I'm not sure if there is an automatic way, but you can always do the maths yourself and give einsum
the final expression:
F = np.einsum('ij,jk,ki->ijk', A, A, A)
In [86]: A=np.random.randint(0,100,(100,100))
In [88]: E1=np.einsum('ijki->ijk',np.einsum('ij,jk,kl->ijkl',A,A,A))
In [89]: E2=np.einsum('ij,jk,ki->ijk',A,A,A)
In [90]: np.allclose(E1,E2)
Out[90]: True
Good time improvement - 100x, corresponding to the saved dimension (l
)
In [91]: timeit np.einsum('ijki->ijk',np.einsum('ij,jk,kl->ijkl',A,A,A))

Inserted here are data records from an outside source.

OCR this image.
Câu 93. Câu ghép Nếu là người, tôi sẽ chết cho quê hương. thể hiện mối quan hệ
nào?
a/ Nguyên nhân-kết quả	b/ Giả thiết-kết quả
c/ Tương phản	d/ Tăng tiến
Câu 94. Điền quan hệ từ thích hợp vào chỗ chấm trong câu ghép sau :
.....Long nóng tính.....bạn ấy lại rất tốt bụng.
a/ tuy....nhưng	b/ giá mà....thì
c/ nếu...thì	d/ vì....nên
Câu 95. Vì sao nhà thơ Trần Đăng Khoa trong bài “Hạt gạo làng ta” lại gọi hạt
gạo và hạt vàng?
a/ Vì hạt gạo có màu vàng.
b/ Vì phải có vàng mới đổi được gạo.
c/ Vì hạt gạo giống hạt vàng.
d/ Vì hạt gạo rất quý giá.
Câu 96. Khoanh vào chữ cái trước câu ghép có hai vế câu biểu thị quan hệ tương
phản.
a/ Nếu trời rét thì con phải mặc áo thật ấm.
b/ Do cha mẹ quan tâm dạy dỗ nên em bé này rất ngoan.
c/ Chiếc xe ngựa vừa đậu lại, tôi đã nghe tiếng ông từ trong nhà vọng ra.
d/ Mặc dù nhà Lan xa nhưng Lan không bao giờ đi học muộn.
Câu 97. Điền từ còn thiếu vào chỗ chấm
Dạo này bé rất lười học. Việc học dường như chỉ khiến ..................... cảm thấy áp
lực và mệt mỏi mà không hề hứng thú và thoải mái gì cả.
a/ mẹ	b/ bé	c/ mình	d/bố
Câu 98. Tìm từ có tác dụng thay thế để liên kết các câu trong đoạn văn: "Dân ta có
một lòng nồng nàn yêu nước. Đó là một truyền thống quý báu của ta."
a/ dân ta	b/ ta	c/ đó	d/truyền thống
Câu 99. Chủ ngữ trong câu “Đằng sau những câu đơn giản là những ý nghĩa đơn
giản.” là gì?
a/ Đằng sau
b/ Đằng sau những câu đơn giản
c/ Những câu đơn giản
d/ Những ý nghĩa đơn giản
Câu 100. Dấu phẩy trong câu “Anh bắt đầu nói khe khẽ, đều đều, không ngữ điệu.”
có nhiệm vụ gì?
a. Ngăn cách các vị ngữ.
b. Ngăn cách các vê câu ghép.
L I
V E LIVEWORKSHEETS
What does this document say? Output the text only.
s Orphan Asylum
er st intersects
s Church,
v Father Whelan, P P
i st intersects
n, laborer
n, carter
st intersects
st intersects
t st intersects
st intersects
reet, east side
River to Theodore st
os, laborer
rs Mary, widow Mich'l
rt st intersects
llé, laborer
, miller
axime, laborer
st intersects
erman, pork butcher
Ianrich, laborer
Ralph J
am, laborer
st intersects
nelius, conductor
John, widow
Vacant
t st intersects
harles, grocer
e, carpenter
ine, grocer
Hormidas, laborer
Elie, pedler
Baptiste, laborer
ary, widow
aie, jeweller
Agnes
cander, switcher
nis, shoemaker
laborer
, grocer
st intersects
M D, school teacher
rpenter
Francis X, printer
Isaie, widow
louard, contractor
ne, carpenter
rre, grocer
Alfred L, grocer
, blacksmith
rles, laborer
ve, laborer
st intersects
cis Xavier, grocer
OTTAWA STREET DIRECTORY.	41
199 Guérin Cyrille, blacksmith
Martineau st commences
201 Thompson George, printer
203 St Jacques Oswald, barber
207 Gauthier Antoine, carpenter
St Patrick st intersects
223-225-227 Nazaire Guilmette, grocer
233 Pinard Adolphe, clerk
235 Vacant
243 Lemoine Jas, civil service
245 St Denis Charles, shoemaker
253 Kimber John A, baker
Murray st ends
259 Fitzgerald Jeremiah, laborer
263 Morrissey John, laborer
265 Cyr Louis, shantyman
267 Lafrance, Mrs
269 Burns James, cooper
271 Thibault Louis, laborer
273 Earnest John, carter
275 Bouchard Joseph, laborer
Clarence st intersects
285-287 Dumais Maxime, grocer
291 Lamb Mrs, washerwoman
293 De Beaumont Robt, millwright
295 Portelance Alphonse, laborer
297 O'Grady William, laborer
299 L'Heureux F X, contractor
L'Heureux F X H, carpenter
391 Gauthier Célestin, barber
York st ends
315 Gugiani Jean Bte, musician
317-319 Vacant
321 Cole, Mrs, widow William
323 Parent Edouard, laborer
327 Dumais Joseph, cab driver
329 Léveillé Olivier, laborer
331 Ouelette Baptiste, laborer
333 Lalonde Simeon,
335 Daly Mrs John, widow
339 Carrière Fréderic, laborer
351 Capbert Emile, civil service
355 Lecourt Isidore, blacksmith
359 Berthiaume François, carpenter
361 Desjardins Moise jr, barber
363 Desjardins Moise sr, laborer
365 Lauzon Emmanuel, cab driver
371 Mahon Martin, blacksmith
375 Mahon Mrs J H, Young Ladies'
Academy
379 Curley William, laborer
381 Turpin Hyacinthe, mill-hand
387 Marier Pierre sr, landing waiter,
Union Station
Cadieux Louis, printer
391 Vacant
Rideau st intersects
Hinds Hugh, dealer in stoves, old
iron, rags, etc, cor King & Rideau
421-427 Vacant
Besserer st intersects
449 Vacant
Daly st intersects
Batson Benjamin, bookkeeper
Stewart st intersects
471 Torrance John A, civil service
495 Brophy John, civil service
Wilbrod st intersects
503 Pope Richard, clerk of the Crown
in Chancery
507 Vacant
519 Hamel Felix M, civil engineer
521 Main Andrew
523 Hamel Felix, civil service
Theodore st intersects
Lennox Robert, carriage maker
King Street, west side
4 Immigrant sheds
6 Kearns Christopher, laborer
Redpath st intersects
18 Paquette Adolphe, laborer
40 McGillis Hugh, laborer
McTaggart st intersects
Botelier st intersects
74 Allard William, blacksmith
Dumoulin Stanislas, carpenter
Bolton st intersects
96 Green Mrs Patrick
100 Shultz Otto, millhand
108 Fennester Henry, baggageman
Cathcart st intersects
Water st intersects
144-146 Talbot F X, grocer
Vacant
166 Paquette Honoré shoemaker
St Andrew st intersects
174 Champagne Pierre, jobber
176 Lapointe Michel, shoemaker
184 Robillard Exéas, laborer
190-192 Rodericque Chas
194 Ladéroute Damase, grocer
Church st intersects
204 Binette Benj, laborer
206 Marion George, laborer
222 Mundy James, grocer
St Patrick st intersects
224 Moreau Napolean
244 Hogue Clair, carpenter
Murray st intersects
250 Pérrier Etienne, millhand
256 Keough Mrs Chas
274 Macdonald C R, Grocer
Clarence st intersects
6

1 loops, best of 3: 1.1 s per loop
In [92]: timeit np.einsum('ij,jk,ki->ijk',A,A,A)
100 loops, best of 3: 10.9 ms per loop
einsum
performs a combined iteration over all the indices, albeit in Cython code. So reducing the number of indices can have a significant time savings. Looks like doing that i...i
combination works in the initial calc.
With only 2g of memory, the (1000,1000) is too large 'iterator too large' in the E1 case, 'memory error' in the E2 case.